Homélie à Montségur le 16 octobre 2016

(retranscription de paroles prononcées)

Chers amis, qu’il est difficile de concevoir, et d’imaginer, pour des gens qui ne sont pas de cette terre ou qui ne vivent pas au milieu de nous, que ce qui nous rassemble cet après-midi puisse avoir un sens. Mais pour nous tous qui vivons ici, soit parce que nous y avons nos racines, soit par choix, soit encore en raison d’une « providence » qui nous aurait conduit en ce lieu, le doute n’est pas possible. En effet nous savons, avec tous nos sens, avec tout notre être, qu’ici, sous la cendre des bûchers de Montségur, les braises sont encore chaudes et que le feu de l’injustice, de l’inique traitement, n’est pas encore éteint. Et c’est pour cette raison que nous sommes là. Comment finir par éteindre ces braises, ou au moins espérer que d’elles ne resurgissent pas des violences et des injustices ?  Sur quel chemin pourrions-nous nous engager ? Cette terre marquée par la violence et le feu nous voudrions tenter, simplement et modestement, de l’irriguer de larmes chargées de désirs de tendresse et de paix. Oui, rien de moins : irriguer cette terre de larmes chargée de désirs de tendresse et de paix !
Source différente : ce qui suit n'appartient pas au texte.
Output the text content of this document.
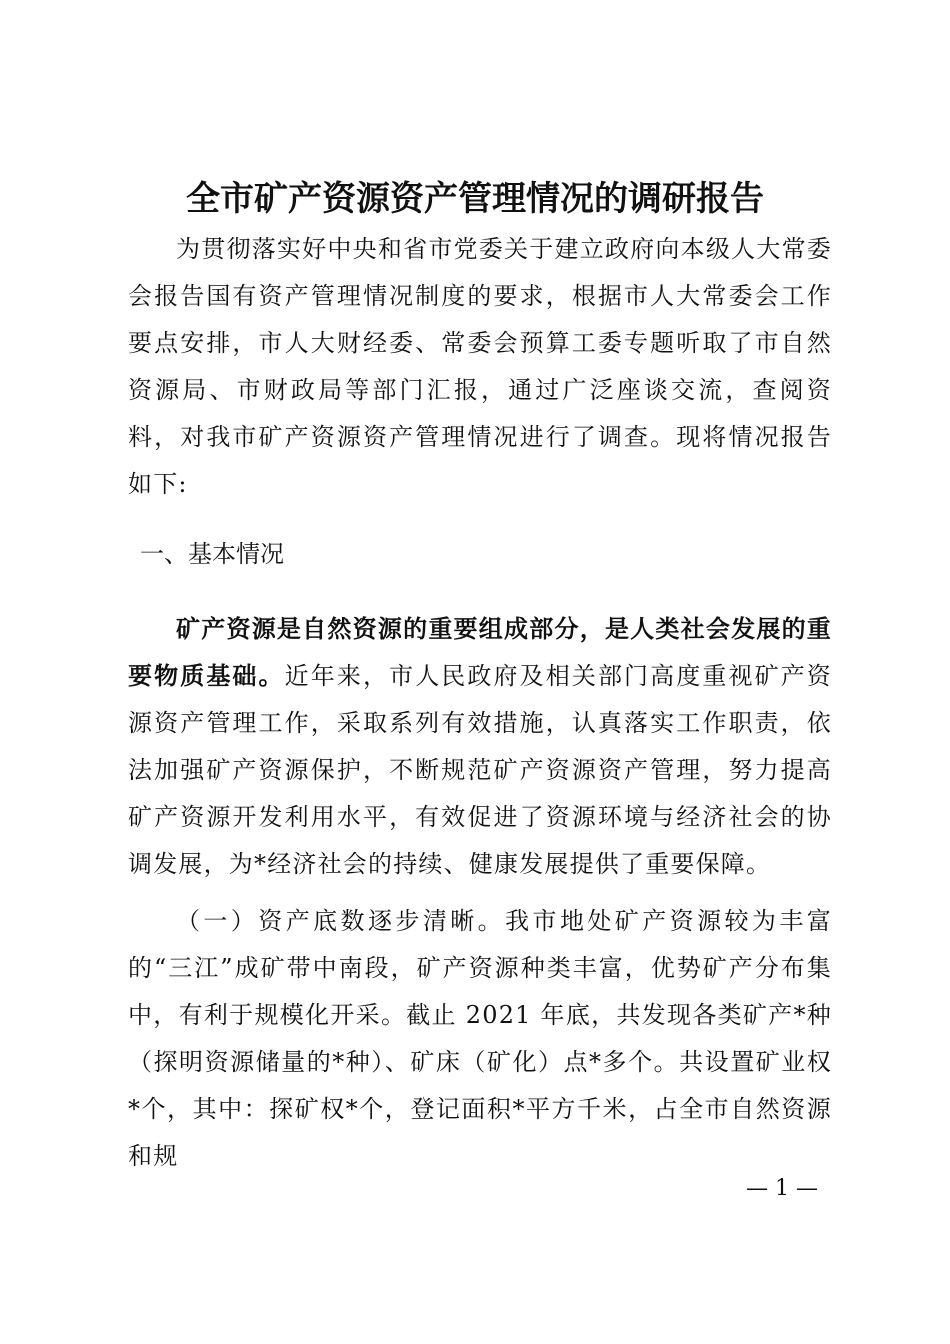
全市矿产资源资产管理情况的调研报告
为贯彻落实好中央和省市党委关于建立政府向本级人大常委会报告国有资产管理情况制度的要求，根据市人大常委会工作要点安排，市人大财经委、常委会预算工委专题听取了市自然资源局、市财政局等部门汇报，通过广泛座谈交流，查阅资料，对我市矿产资源资产管理情况进行了调查。现将情况报告如下:
一、基本情况
矿产资源是自然资源的重要组成部分，是人类社会发展的重要物质基础。近年来，市人民政府及相关部门高度重视矿产资源资产管理工作，采取系列有效措施，认真落实工作职责，依法加强矿产资源保护，不断规范矿产资源资产管理，努力提高矿产资源开发利用水平，有效促进了资源环境与经济社会的协调发展，为*经济社会的持续、健康发展提供了重要保障。
（一）资产底数逐步清晰。我市地处矿产资源较为丰富的“三江”成矿带中南段，矿产资源种类丰富，优势矿产分布集中，有利于规模化开采。截止 2021 年底，共发现各类矿产*种（探明资源储量的*种）、矿床（矿化）点*多个。共设置矿业权*个，其中：探矿权*个，登记面积*平方千米，占全市自然资源和规
— 1 —
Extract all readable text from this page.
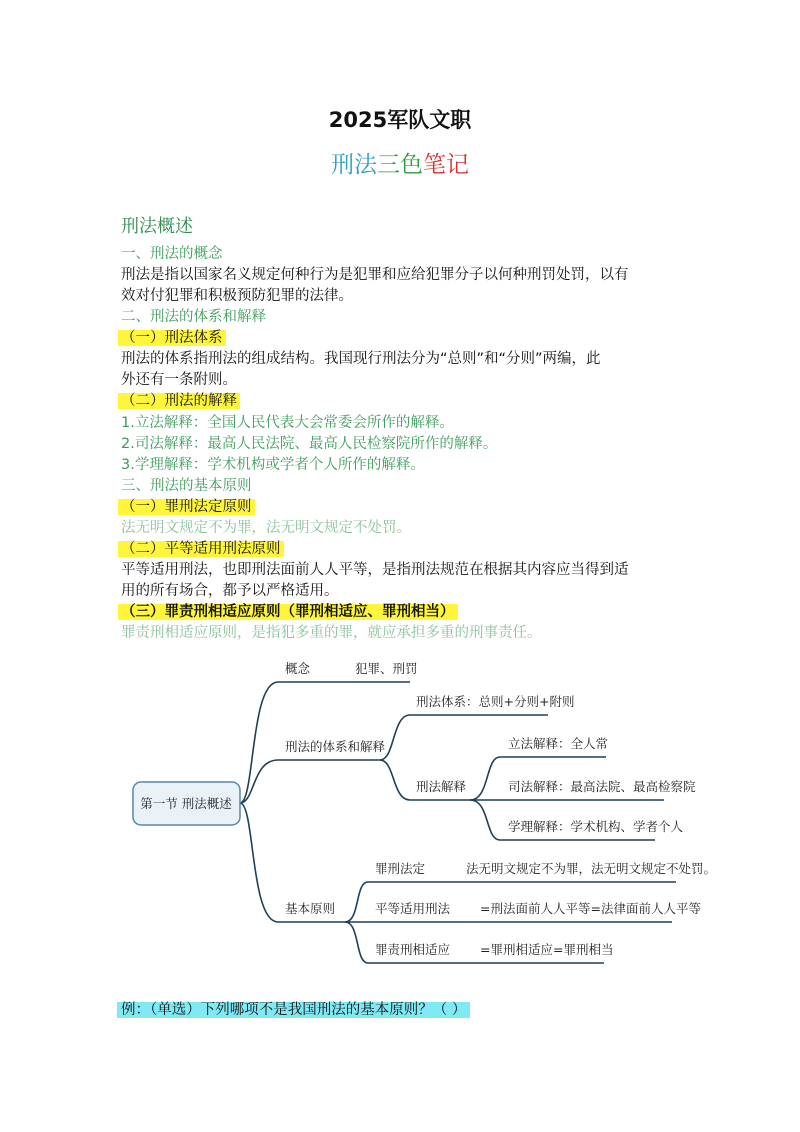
2025军队文职
刑法三色笔记
刑法概述
一、刑法的概念
刑法是指以国家名义规定何种行为是犯罪和应给犯罪分子以何种刑罚处罚，以有
效对付犯罪和积极预防犯罪的法律。
二、刑法的体系和解释
（一）刑法体系
刑法的体系指刑法的组成结构。我国现行刑法分为“总则”和“分则”两编，此
外还有一条附则。
（二）刑法的解释
1.立法解释：全国人民代表大会常委会所作的解释。
2.司法解释：最高人民法院、最高人民检察院所作的解释。
3.学理解释：学术机构或学者个人所作的解释。
三、刑法的基本原则
（一）罪刑法定原则
法无明文规定不为罪，法无明文规定不处罚。
（二）平等适用刑法原则
平等适用刑法，也即刑法面前人人平等，是指刑法规范在根据其内容应当得到适
用的所有场合，都予以严格适用。
（三）罪责刑相适应原则（罪刑相适应、罪刑相当）
罪责刑相适应原则，是指犯多重的罪，就应承担多重的刑事责任。
第一节 刑法概述
概念	犯罪、刑罚
刑法的体系和解释
刑法体系：总则+分则+附则
刑法解释
立法解释：全人常
司法解释：最高法院、最高检察院
学理解释：学术机构、学者个人
基本原则
罪刑法定
平等适用刑法
罪责刑相适应
法无明文规定不为罪，法无明文规定不处罚。
=刑法面前人人平等=法律面前人人平等
=罪刑相适应=罪刑相当
例：（单选）下列哪项不是我国刑法的基本原则？（ ）
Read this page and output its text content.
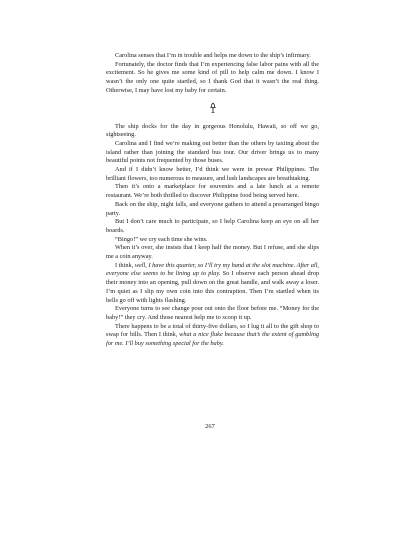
Carolina senses that I’m in trouble and helps me down to the ship’s infirmary.

Fortunately, the doctor finds that I’m experiencing false labor pains with all the excitement. So he gives me some kind of pill to help calm me down. I know I wasn’t the only one quite startled, so I thank God that it wasn’t the real thing. Otherwise, I may have lost my baby for certain.

The ship docks for the day in gorgeous Honolulu, Hawaii, so off we go, sightseeing.

Carolina and I find we’re making out better than the others by taxiing about the island rather than joining the standard bus tour. Our driver brings us to many beautiful points not frequented by those buses.

And if I didn’t know better, I’d think we were in prewar Philippines. The brilliant flowers, too numerous to measure, and lush landscapes are breathtaking.

Then it’s onto a marketplace for souvenirs and a late lunch at a remote restaurant. We’re both thrilled to discover Philippine food being served here.

Back on the ship, night falls, and everyone gathers to attend a prearranged bingo party.

But I don’t care much to participate, so I help Carolina keep an eye on all her boards.

“Bingo!” we cry each time she wins.

When it’s over, she insists that I keep half the money. But I refuse, and she slips me a coin anyway.

I think, well, I have this quarter, so I’ll try my hand at the slot machine. After all, everyone else seems to be lining up to play. So I observe each person ahead drop their money into an opening, pull down on the great handle, and walk away a loser. I’m quiet as I slip my own coin into this contraption. Then I’m startled when its bells go off with lights flashing.

Everyone turns to see change pour out onto the floor before me. “Money for the baby!” they cry. And those nearest help me to scoop it up.

There happens to be a total of thirty-five dollars, so I lug it all to the gift shop to swap for bills. Then I think, what a nice fluke because that’s the extent of gambling for me. I’ll buy something special for the baby.

267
Le pape François à Lampedusa, presque au début de son pontificat disait : « nous sommes une société qui a oublié l’expérience des pleurs, du souffrir avec. La mondialisation de l’indifférence nous a ôté la capacité de pleurer. » (8 juillet 2013) Le mal est peut-être devenu une chose banale à laquelle nous nous habituons. À cela contribuent ces scènes d’horreur que distillent jour après jour nos écrans, nos télévisions, nos tablettes, nos supports de communications. Nous sommes dans cette « banalité du mal » qui a été aussi analysée en un autre temps, plus proche de nous que ce temps des « bonshommes », cette banalité du mal analysée par Annah Arendt. Au regard du moyen âge vers lequel nous tournons aujourd’hui nos yeux, nous pourrions dire : « autre temps autre mœurs » et juger qu’il s’agissait d’une période vraiment très rustre, peuplée de brutes épaisses. En réalité c’était un temps marquant un des sommets de nos civilisations ; un temps de recherche intellectuelle, philosophique, théologique, mystique intenses ; le temps de l’amour courtois, le temps de la noble chevalerie. Et pourtant, dans ce temps, des horreurs d’injustice, de violence, de haine et enfin d’extermination ont pu surgir. Alors nous demandons la capacité de pleurer, pour hier et aussi pour aujourd’hui. Cette capacité nous l’implorons auprès du Seigneur, comme une grâce (« la capacité de pleurer est une grâce » disait aussi le Pape François). Nous n’avons pas le pouvoir de provoquer les larmes ou l’émotion face au malheur de nos frères,  et  nous demandons donc au Seigneur de briser la glace de nos indifférences et d’être capables de pleurer face à l’injuste souffrance.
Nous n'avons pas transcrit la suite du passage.